An essential component of the replisome complex is the polymerase, which synthesises new DNA on unwound strands.
First, a primase complex associates with unwound DNA and synthesizes DNA/RNA primers. Although the DNA primer at the leading strand is extended continuously, the lagging strand is synthesised discontinuously as Okazaki fragments. It is important to understand how different poymerases coordinate DNA synthesis for accurate replication. Live cell imaging in bacteria showed that a single replisome contains three polymerases, one acting on the leading strand and two on the lagging as opposed to the previous assumption that there is one polymerase acting on each strand. The presence of two lagging strand polymerases was shown to be important for processive lagging strand synthesis.

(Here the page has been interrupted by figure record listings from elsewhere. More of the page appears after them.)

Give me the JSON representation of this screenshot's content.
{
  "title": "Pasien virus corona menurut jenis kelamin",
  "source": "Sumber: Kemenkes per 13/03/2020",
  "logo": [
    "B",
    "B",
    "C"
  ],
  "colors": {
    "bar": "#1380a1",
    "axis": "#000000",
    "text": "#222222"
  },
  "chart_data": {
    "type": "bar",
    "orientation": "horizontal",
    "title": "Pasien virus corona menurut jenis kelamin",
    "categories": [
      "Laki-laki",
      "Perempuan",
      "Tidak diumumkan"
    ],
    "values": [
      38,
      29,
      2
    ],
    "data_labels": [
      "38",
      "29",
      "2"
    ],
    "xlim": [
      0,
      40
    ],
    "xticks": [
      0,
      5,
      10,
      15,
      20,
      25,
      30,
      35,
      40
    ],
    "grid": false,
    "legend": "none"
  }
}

Unlike prokaryotes, eukaryotes employ different polymerases to synthesise leading and lagging strands. Upon priming by polymerase alpha-primase complex (pol α), the leading strand is replicated by polymerase epsilon (pol ε) while the lagging strand is replicated by the action of polymerase delta (pol δ) (Figure 1). Currently, little is known about the stoichiometry and dynamics of eukaryotic replisome components including polymerases. How long does pol α remain on DNA before pol ε or pol δ takes over? How many pol ε and pol δ molecules are associated with individual replisomes? How often do poymerases exchange at the fork while synthesising the leading and lagging strands? To address these questions, we aim to visualise individual molecules in real time during replication of stretched DNA molecules. Our work will also provide important insight into how the replication machinery acts upon encountering different types of DNA damage.